In a typical mystery/thriller fashion, our detective must move from likely suspect to likely suspect. The difficulty inherent in The Sanatorium, however, is the suspects become increasingly unlikely until we are left with a pair of murderers who’ve been given so little attention and motivation that their capture rings hollow. Let me get specific—and warning there are spoilers ahead:

  1. The killings are a two-woman job. That’s right, lady serial killers, so you know their motives must be big.
  2. The primary killer is reeling from a date-rape. This attack, by her brother’s friend, leads her to bind, torture, and murder a series of uninvolved young women. Wait, what? I can’t have written that correctly. Let me check…nope, that’s right.
  3. The secondary killer is all in it for revenge. Namely, she seeks to avenge her great-grandmother’s grisly…wait, great-grandmother? I don’t even know my great-grandmother’s name! The idea that someone would know what happened to their great-grandmother and then take any action whatsoever is far-fetched. That the distant trauma would turn them homicidal is laughable.

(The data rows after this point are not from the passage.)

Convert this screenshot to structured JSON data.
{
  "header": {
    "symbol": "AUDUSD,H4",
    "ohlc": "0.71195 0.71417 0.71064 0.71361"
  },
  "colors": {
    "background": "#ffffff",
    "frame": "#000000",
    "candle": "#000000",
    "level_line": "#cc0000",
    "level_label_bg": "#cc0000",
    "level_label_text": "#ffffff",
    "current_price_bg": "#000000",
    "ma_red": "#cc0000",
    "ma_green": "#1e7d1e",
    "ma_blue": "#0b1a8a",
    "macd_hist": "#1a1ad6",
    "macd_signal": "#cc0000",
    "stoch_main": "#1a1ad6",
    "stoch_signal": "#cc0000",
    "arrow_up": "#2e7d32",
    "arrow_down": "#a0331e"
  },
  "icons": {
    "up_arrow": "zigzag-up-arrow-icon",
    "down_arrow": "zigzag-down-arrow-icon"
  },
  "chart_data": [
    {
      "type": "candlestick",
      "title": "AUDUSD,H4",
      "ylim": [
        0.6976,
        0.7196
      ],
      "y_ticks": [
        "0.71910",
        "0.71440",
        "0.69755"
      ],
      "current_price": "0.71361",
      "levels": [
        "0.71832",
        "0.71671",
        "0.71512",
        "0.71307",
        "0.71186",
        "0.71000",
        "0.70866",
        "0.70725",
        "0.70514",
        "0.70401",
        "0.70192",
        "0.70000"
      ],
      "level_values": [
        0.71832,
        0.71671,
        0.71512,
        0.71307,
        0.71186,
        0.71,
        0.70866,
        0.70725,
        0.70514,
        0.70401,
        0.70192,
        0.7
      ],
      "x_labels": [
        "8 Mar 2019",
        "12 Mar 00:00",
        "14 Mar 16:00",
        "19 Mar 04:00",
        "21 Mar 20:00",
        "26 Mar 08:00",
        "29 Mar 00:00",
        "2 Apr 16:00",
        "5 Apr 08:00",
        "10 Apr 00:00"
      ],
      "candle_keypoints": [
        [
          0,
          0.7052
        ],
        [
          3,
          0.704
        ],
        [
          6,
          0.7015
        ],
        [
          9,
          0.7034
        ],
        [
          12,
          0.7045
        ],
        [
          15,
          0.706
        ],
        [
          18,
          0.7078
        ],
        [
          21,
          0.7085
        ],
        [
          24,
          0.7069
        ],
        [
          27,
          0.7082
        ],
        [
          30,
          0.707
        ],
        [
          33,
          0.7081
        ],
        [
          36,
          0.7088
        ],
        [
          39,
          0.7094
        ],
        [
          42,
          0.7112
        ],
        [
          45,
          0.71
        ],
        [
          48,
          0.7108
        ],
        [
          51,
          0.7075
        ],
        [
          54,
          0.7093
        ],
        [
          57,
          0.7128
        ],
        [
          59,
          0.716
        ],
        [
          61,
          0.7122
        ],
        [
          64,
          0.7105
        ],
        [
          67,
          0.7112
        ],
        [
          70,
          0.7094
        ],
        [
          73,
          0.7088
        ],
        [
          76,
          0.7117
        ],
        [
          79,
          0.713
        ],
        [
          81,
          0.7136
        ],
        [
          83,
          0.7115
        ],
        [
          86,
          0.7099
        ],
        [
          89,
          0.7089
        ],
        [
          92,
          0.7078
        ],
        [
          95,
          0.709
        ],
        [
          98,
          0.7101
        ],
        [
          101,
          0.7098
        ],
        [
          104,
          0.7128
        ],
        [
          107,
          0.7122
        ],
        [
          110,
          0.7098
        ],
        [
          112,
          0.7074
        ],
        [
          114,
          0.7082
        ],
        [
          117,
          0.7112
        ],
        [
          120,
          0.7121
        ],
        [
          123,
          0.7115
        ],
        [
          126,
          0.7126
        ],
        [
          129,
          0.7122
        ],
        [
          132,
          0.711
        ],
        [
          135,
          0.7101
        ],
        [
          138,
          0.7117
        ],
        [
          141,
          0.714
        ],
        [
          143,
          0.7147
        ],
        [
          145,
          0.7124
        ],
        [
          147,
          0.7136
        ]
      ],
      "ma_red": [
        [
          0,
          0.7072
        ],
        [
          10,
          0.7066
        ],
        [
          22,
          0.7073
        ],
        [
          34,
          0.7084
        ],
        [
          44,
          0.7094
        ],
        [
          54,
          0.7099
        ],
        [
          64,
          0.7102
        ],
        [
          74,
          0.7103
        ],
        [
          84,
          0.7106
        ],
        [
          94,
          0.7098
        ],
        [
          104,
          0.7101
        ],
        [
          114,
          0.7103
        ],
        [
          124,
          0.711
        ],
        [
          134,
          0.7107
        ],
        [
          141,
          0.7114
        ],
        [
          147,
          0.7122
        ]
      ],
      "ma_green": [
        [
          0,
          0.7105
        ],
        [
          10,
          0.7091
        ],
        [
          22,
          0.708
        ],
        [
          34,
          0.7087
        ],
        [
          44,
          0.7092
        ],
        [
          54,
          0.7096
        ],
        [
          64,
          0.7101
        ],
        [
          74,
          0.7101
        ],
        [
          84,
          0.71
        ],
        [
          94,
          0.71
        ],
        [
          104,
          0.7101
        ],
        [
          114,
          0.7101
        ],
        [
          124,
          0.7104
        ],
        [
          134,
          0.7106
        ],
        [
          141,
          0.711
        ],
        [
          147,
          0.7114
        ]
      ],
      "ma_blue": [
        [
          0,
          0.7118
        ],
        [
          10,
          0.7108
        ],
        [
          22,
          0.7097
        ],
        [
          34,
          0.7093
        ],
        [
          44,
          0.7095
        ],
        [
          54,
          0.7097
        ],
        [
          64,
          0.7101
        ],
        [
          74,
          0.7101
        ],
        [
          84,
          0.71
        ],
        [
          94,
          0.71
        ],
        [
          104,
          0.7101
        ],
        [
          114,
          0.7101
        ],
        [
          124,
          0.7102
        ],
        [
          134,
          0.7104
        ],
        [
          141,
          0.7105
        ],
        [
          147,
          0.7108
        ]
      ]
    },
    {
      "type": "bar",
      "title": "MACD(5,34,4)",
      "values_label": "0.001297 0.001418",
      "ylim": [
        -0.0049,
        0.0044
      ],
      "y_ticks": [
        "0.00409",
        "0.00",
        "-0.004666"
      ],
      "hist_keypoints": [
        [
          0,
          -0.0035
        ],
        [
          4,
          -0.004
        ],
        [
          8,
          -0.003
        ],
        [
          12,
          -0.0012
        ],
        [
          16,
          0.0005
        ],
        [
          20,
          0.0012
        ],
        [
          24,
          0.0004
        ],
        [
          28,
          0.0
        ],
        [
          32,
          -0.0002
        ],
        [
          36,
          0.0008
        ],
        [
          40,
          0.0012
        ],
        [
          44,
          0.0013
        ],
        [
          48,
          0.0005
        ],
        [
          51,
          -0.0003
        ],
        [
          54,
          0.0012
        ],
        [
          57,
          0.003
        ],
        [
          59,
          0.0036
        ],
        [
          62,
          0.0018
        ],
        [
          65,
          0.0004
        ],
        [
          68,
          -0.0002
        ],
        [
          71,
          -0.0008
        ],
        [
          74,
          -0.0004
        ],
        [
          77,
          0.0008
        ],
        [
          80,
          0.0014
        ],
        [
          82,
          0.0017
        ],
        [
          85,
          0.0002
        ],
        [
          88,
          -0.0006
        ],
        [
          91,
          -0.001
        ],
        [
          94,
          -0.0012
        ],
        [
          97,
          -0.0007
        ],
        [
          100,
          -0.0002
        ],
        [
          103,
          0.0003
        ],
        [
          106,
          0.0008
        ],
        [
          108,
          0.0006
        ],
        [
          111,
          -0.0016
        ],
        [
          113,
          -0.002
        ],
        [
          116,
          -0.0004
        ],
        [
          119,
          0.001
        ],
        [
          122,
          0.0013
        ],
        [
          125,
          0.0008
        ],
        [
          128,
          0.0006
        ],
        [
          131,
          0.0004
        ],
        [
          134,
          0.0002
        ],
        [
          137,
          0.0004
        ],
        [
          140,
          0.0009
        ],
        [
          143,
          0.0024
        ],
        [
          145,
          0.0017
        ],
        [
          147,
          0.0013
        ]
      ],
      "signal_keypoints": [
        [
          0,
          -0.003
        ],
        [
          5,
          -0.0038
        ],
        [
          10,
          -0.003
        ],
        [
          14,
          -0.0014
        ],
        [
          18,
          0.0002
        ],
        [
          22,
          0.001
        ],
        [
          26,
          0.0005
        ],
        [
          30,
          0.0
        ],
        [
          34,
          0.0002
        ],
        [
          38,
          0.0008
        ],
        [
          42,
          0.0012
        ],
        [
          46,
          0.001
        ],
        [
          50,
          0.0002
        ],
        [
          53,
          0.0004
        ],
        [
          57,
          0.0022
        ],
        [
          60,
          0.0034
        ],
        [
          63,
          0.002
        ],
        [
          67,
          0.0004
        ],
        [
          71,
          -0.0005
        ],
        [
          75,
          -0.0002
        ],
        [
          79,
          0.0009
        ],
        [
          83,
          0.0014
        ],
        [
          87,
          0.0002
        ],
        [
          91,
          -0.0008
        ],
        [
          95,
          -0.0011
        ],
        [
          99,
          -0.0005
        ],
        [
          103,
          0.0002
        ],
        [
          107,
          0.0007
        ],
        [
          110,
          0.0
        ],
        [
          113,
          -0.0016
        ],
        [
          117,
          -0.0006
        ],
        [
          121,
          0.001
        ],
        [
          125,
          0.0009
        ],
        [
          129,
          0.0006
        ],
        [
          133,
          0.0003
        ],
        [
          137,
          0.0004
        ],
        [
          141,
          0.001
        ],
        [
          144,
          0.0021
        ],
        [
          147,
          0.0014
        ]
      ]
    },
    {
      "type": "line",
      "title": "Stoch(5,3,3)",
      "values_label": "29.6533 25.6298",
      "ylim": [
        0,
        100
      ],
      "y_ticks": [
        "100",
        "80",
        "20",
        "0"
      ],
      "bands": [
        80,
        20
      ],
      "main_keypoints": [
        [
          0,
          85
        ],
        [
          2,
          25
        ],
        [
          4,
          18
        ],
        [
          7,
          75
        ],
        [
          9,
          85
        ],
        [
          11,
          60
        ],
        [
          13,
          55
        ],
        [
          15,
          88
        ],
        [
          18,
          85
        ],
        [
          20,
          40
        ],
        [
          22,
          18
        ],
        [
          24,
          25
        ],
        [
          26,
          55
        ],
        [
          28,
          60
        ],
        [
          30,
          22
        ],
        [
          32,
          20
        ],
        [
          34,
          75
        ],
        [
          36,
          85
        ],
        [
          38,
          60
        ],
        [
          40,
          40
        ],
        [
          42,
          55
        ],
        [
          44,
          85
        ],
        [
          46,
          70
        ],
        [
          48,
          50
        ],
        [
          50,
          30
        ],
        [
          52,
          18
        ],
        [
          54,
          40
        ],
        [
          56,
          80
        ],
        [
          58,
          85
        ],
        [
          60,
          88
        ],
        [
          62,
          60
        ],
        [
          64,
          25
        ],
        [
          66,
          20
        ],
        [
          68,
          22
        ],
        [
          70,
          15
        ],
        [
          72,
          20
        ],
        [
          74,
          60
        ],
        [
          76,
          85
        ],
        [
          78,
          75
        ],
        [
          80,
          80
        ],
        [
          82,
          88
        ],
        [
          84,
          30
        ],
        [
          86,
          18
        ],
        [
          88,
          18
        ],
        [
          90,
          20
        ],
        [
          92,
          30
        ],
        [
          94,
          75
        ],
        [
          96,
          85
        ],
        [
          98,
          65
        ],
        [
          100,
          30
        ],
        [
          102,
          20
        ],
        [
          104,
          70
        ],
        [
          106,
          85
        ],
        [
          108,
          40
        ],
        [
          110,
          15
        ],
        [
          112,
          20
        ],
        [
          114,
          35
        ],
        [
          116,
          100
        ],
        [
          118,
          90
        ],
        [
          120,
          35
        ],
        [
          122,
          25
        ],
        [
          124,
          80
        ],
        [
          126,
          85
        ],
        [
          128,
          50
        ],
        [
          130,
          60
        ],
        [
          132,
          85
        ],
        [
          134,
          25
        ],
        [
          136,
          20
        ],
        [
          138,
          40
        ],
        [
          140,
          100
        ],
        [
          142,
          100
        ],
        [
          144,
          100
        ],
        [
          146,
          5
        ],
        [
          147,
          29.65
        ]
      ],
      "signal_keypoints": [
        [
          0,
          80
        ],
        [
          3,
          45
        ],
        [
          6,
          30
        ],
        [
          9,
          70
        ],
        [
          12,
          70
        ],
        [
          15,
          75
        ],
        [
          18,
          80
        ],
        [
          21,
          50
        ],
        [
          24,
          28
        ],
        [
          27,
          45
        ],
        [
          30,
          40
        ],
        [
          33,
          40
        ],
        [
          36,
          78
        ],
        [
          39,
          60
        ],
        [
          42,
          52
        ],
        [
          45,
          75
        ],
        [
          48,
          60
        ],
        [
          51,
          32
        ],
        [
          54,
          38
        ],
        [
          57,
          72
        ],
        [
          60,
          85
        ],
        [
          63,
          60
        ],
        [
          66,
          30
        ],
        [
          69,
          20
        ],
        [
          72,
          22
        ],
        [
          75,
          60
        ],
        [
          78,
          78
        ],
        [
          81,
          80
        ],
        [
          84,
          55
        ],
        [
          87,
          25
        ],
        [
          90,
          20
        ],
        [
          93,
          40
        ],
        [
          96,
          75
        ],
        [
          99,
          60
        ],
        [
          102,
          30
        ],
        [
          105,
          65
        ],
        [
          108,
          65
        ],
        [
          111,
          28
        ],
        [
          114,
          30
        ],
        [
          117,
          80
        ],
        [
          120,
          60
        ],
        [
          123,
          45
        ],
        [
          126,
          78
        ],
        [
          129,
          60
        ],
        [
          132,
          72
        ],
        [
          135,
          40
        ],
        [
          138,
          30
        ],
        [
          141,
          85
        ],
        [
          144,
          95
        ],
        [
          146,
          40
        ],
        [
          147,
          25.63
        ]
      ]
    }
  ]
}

Then comes the epilogue. There we learn of a super-secret character lurching around the sanatorium this entire time, watching our detective and intervening when necessary. Either Pearce is covering her bases and tying up inconsistencies or she’s planning a sequel. Let’s hope it isn’t the latter.

I made the colossal mistake of not reading reviews beforehand. I should’ve checked Kirkus Review, at least. Their pithy verdict says it all: “Oh, dear.”